This tutorial is about the very important Actions Class in Selenium.
From previous tutorials, it is seen that most of the web page interactions needed can be performed with WebDriver Element Commands like clicking on a button using click() method, entering text in textbox using sendKeys(), etc. In fact, even form can be submitted using the submit() command. Also, to perform interactions with drop-down list , WebDriver provides Select Class which has methods like selectByValue(), deselectAll() etc.
In short, almost all interactions with web page elements can be performed; then one must be wondering why do we need one more separate class like Actions class? Well, it’s true that web driver command provides a fairly sufficient set of commands to perform basic interactions. But, in many cases, these basic interactions are not enough, automation script needs to perform more complicated interactions than these.
Let’s consider a case where a user needs to perform a double-click on the element, or maybe Drag-n-Drop the element or even emulate user action of entering uppercase letters in the textbook using Shift+Letters. These are the cases where some advance API methods are required which can handle complex interactions.
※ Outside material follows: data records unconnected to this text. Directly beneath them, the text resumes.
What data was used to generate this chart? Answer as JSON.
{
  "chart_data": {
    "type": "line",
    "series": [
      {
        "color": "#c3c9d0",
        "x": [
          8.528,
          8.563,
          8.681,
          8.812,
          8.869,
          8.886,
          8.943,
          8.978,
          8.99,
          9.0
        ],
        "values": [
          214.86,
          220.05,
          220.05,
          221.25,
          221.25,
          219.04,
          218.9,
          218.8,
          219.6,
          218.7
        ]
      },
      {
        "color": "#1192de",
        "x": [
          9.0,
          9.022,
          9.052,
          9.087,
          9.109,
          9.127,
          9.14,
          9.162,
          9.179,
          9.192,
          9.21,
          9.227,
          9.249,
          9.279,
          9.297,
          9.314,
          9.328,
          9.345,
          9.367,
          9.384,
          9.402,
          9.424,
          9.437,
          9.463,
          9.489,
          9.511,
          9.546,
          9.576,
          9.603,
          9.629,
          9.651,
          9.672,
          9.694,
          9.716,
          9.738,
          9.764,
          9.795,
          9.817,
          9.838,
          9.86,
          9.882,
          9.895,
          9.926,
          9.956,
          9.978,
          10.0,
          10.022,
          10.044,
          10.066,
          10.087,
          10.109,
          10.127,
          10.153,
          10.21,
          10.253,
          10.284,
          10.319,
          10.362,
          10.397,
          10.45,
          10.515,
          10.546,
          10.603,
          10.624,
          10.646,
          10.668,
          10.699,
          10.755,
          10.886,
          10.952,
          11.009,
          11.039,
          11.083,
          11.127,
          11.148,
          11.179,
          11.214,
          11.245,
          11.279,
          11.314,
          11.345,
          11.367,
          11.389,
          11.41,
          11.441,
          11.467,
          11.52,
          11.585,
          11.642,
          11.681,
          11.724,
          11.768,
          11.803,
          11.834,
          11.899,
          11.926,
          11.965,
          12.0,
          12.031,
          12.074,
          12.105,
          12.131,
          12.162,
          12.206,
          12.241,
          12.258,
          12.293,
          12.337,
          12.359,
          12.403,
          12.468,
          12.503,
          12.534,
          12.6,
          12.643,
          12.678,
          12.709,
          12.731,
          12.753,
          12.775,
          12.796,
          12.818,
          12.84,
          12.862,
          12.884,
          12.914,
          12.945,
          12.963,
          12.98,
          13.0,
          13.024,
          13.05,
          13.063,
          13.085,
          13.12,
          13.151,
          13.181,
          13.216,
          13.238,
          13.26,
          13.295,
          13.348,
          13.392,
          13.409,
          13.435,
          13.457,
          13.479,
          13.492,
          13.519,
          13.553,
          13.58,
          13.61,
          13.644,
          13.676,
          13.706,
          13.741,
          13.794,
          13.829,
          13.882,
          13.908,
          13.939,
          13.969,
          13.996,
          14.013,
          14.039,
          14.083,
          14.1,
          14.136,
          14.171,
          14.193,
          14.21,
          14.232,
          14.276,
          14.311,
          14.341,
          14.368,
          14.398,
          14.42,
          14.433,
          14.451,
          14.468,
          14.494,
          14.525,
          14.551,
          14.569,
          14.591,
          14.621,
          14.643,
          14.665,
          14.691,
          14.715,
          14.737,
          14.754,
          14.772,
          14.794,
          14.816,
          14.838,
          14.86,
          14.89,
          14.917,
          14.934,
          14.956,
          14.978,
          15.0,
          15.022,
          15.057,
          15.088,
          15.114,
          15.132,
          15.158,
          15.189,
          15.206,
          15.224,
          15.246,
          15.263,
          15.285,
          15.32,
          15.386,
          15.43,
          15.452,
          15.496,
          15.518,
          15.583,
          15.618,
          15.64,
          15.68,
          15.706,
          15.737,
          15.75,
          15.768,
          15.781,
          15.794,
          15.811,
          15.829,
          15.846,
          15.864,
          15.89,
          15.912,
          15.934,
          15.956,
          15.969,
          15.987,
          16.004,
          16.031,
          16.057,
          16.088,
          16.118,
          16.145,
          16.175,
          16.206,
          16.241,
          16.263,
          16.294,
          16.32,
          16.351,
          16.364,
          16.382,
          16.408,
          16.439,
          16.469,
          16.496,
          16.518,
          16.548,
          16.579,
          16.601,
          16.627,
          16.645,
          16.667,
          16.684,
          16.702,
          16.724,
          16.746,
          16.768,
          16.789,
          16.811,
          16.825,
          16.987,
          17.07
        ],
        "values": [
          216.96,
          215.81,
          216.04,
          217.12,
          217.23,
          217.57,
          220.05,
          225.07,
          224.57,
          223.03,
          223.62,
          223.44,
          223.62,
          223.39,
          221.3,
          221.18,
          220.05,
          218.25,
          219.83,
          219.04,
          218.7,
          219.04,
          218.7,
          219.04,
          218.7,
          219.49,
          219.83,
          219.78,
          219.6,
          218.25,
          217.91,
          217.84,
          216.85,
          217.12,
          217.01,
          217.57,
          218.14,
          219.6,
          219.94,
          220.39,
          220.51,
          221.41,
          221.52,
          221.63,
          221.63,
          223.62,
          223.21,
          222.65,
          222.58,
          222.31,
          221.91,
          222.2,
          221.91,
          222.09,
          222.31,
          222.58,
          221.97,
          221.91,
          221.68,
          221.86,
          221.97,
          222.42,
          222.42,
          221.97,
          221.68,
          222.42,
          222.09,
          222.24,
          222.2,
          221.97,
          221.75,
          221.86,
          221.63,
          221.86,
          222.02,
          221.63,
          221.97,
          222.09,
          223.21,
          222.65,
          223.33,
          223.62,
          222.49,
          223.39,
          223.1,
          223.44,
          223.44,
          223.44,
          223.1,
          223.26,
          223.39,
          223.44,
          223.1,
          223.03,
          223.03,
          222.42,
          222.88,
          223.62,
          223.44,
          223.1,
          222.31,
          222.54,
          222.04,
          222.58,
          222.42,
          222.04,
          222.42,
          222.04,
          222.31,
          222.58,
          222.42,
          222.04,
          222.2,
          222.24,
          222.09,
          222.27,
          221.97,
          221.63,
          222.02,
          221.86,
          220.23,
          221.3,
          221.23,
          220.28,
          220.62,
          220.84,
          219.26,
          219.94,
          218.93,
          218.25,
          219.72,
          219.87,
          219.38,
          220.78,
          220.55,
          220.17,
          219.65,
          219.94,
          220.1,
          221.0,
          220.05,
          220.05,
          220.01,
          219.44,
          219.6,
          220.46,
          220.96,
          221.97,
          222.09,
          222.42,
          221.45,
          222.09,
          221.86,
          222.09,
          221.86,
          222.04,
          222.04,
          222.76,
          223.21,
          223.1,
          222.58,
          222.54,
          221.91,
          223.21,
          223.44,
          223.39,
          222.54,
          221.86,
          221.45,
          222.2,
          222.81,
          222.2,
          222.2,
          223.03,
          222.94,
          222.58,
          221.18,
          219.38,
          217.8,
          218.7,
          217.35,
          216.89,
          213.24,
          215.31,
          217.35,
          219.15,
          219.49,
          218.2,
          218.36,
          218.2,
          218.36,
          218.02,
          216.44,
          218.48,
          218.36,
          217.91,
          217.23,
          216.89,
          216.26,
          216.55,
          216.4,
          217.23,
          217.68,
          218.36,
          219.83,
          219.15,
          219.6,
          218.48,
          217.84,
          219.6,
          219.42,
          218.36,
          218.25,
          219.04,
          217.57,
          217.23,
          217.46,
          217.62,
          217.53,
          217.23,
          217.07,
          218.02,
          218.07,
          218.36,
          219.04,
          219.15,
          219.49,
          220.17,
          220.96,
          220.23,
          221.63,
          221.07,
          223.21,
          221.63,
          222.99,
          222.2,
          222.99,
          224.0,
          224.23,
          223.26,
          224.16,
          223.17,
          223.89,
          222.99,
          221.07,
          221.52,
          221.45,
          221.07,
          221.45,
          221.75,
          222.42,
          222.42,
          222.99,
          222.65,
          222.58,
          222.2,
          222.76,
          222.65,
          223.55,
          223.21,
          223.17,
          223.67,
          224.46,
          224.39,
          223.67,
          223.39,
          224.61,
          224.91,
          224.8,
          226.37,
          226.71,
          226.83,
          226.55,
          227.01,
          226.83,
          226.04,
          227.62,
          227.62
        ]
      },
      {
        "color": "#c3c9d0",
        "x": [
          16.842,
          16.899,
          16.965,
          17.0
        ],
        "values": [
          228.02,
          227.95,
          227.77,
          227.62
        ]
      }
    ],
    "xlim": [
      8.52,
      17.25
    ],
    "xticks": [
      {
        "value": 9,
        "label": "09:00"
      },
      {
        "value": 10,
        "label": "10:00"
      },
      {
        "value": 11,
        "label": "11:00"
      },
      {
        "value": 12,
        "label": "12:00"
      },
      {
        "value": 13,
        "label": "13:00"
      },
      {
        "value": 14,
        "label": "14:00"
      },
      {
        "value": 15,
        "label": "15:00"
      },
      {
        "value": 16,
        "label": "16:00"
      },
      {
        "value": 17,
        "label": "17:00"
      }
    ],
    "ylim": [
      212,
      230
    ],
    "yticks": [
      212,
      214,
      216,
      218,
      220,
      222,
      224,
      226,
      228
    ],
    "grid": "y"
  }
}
And that is the whole purpose of having Actions class in place.
In this tutorial, we are going to cover this one of the important class in Advanced User Interactions API of WebDriver i.e. Actions class in Selenium.
What is the Actions class in Selenium?
If we look at the class description for Actions Class it says:
The user-facing API for emulating complex user gestures. Use this class rather than using the Keyboard or Mouse directly.
Implements the builder pattern: Builds a CompositeAction containing all actions specified by the method calls.
Here, if we look at the first sentence of the class description, it must be clear that Actions class is an API for performing complex user web interactions like double-click, right-click, etc. and it is the only choice for emulating Keyboard and Mouse interactions.
Actions class implements the builder pattern. Builder Pattern is one of the design patterns. The intent of the Builder design pattern is to separate the construction of a complex object from its representation. Actions class also Builds a CompositeAction containing all actions specified by the method calls. Confused, let us take an example:
Consider the construction of a home. Home is the final end product (object) that is to be returned as the output of the construction process. It will have many steps like basement construction, wall construction and so on roof construction. Finally, the whole home object is returned. Here using the same process you can build houses with different properties.
There is a huge collection of methods available in this class. Below screenshot represents all of those methods which are marked as blue & orange.
Also, an important thing to bring here is that there is one another class which is called Action Class and it is different from Actions class. Because maybe you have noticed the top blue line in the above screenshot, the build method returns Action class. But then what is Action class and how does it different with Actions Class. Let’s have a look.
What is Action Class?
Did I mention Action Class, actually it is not a class but an Interface.
It is only used to represent the single user interaction to perform the series of action items build by Actions class.
What is the difference between Actions Class and Action Class in Selenium?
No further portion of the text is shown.